Ingredients:
- 2.5 cups (310g) all-purpose flour
- 1.5 cups (300g) granulated sugar
- 1 tbsp (12g) baking powder
- 0.5 tsp (3g) salt
- 0.75 cup (170g) unsalted butter, softened
- 3 large eggs, room temperature
- 0.75 cup (180ml) full-fat coconut cream (canned)
- 1 tsp (5ml) vanilla extract
- 1 tsp (5ml) coconut extract
- 1 cup (225g) unsalted butter, softened
- 4 oz (115g) cream cheese, softened
- 4 cups (480g) powdered sugar
- 3 tbsp (45ml) coconut cream
- 1 tsp (5ml) coconut extract
- 2 cups (180g) sweetened shredded coconut, toasted
Instructions:
- Preheat oven to 350°F (175°C). Grease two 8-inch pans and line the bottoms with parchment paper.
- Cream the softened butter and sugar on medium-high speed until the mixture looks pale and fluffy (approx. 3 minutes).
- Add eggs one at a time, beating well after each addition to prevent the batter from curdling.
- Sift in flour, baking powder, and salt. Gently fold in the coconut cream, vanilla, and coconut extract using a spatula until no streaks of flour remain.
- Divide batter evenly between pans. Bake for 30–35 minutes until a toothpick comes out clean and the edges pull away from the pan.

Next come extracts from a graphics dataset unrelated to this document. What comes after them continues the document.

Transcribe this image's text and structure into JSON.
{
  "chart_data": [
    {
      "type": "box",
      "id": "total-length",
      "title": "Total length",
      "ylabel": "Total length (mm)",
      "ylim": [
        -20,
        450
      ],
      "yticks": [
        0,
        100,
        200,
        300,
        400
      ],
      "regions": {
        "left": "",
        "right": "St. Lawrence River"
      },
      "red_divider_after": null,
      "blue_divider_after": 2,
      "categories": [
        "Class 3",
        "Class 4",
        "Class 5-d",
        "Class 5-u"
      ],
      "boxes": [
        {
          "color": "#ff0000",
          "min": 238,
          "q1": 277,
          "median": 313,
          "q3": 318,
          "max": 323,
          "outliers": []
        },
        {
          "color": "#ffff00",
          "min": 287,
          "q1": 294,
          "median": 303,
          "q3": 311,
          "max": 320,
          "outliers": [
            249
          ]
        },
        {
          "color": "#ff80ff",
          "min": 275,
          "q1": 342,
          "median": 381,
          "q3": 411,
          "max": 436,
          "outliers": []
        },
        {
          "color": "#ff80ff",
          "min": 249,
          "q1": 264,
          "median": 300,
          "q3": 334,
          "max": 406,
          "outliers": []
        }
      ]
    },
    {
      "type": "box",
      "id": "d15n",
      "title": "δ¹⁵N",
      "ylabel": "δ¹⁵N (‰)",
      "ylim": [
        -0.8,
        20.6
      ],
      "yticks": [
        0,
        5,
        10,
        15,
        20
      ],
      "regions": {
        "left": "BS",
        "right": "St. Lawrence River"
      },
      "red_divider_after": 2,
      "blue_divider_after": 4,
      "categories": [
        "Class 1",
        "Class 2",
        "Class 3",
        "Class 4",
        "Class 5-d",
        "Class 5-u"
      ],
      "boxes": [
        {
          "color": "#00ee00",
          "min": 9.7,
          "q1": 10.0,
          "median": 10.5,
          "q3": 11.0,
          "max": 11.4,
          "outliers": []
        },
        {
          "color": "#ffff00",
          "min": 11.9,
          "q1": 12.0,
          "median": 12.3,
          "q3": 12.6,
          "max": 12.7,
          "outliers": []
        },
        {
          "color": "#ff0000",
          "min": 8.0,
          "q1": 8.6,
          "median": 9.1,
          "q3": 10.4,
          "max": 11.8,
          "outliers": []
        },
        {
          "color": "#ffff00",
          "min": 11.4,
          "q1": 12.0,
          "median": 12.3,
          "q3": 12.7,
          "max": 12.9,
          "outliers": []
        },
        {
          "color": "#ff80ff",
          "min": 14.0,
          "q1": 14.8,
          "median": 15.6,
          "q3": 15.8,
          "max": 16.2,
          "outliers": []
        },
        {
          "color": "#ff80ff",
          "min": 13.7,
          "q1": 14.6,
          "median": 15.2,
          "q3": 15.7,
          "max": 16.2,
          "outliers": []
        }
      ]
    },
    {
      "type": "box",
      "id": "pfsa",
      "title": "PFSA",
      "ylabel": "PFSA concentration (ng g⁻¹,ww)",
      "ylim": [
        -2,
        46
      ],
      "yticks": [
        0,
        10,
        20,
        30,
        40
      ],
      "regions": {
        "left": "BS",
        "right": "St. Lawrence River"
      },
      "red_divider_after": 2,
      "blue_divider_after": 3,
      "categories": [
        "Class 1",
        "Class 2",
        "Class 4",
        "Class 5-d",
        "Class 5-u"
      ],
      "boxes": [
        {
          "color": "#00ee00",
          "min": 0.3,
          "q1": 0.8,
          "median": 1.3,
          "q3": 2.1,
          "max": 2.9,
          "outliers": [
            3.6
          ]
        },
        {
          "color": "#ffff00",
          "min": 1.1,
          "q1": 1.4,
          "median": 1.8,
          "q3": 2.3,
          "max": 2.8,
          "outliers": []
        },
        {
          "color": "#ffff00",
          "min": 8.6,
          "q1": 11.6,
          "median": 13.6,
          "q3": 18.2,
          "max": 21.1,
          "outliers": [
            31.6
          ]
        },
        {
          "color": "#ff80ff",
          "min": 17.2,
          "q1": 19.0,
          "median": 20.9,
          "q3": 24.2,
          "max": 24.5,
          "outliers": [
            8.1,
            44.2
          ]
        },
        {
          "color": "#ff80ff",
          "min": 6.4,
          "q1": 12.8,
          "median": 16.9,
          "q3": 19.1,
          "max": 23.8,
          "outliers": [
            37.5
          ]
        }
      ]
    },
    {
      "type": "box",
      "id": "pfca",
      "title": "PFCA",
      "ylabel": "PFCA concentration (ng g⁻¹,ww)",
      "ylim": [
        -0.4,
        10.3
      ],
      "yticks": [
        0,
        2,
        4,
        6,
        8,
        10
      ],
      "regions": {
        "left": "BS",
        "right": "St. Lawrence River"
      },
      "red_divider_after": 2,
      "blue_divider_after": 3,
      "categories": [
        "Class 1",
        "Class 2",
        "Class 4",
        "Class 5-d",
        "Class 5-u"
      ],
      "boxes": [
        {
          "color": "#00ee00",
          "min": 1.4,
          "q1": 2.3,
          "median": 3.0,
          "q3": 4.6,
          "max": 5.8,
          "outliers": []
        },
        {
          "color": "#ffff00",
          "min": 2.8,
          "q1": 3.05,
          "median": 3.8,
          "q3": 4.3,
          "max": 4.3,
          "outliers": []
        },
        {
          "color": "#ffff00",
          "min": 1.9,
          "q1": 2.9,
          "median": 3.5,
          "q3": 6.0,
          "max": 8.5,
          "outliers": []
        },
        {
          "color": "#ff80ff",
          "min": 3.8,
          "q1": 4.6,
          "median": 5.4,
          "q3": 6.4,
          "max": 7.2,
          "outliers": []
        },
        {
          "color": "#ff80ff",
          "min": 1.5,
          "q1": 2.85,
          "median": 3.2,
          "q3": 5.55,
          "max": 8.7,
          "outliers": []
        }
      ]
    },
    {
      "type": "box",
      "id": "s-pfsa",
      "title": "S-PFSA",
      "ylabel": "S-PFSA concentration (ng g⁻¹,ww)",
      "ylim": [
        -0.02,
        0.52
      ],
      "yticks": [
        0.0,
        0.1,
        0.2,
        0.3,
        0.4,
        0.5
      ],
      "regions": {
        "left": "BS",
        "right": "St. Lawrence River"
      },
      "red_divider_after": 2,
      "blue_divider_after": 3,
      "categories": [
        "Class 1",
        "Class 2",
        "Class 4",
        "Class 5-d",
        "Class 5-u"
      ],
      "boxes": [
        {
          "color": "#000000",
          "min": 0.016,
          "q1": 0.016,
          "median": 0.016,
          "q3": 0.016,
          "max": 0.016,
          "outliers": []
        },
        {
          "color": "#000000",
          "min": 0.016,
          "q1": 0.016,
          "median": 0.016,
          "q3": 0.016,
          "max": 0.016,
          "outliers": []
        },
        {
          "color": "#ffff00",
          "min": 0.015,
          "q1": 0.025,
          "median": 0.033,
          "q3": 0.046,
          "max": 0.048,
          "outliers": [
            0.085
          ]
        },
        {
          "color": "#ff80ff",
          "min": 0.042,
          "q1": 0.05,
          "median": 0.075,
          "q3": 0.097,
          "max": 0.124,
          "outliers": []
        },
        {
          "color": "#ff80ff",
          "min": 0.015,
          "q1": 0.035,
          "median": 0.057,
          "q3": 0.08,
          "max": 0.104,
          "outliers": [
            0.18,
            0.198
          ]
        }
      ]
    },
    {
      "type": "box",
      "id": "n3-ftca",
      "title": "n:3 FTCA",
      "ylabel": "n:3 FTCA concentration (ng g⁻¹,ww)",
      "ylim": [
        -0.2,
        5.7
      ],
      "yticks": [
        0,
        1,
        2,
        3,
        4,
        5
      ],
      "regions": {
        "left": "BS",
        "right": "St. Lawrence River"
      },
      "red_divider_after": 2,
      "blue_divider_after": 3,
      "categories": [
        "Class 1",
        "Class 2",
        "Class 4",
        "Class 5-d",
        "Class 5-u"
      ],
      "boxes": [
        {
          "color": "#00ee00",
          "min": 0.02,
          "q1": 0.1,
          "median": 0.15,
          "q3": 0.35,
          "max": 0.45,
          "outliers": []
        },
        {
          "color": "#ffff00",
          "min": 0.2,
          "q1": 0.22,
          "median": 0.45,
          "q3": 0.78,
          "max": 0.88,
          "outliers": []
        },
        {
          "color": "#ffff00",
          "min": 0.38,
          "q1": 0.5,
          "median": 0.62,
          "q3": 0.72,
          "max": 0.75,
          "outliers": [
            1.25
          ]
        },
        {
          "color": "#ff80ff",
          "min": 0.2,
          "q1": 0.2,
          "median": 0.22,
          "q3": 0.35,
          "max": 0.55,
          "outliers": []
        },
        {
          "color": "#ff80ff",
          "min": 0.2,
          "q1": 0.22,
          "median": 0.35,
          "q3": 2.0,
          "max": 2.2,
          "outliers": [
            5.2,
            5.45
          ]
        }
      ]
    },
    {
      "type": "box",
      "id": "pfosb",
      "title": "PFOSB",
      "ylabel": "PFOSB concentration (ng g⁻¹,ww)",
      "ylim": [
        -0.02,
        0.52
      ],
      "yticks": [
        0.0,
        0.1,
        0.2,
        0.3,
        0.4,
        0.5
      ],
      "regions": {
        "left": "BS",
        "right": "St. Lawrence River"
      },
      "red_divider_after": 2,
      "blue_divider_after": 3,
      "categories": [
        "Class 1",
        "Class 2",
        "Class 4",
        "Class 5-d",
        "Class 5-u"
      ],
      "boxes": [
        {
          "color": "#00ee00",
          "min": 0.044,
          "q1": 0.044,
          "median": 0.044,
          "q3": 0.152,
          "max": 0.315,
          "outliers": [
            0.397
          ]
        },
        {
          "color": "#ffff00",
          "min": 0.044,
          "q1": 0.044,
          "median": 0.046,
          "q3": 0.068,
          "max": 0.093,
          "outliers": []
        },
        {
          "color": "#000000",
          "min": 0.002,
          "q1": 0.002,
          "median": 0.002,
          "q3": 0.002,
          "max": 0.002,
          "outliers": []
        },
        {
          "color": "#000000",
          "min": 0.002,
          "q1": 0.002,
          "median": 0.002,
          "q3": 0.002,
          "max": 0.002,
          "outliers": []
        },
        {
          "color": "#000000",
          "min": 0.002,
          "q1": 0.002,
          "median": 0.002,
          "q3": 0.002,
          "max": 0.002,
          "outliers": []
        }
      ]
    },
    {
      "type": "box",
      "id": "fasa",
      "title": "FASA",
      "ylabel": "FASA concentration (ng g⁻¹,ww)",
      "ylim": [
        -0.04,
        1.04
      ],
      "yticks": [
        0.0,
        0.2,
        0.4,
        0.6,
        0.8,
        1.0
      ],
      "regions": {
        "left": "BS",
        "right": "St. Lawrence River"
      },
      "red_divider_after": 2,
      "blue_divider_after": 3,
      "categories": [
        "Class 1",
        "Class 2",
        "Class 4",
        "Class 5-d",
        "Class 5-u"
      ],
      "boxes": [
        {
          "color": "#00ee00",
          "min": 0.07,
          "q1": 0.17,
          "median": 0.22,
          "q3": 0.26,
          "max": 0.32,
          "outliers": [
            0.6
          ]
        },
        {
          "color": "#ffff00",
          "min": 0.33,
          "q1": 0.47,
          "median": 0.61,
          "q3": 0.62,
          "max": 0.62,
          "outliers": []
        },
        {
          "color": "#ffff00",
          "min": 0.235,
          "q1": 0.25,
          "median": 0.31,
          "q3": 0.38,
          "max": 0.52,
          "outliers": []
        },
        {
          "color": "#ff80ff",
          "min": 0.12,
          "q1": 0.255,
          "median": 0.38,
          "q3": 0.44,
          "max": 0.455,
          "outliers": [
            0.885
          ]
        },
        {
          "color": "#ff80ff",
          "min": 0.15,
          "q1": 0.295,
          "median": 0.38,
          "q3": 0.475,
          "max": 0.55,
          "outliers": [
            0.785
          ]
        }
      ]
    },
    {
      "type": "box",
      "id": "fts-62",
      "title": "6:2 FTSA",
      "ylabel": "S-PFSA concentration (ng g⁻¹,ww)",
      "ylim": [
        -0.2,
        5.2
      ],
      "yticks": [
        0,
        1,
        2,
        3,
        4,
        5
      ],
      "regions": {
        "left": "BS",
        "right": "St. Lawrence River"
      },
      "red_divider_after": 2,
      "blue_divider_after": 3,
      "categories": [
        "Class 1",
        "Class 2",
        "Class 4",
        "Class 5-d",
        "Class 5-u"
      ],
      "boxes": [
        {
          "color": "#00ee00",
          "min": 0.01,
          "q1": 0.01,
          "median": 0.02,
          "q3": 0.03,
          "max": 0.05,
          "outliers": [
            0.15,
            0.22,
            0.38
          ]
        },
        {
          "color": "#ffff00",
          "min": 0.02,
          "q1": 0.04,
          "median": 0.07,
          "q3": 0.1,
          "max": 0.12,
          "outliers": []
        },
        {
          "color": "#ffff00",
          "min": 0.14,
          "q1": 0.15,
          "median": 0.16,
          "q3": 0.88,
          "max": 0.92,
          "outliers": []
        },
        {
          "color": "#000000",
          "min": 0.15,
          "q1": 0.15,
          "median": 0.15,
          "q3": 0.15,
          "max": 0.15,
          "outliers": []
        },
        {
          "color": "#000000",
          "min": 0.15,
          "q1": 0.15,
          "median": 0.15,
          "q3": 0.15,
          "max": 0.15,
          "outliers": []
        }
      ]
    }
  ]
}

- Allow cakes to cool completely on wire cooling racks.
- Prepare frosting by beating together softened butter and cream cheese, then mixing in powdered sugar, coconut cream, and coconut extract until silky.
- Assemble the cake by layering frosting between cakes and covering the top and sides. Press toasted shredded coconut into the frosting.
- Chill the assembled cake in the refrigerator for 2 hours to stabilize the frosting before serving.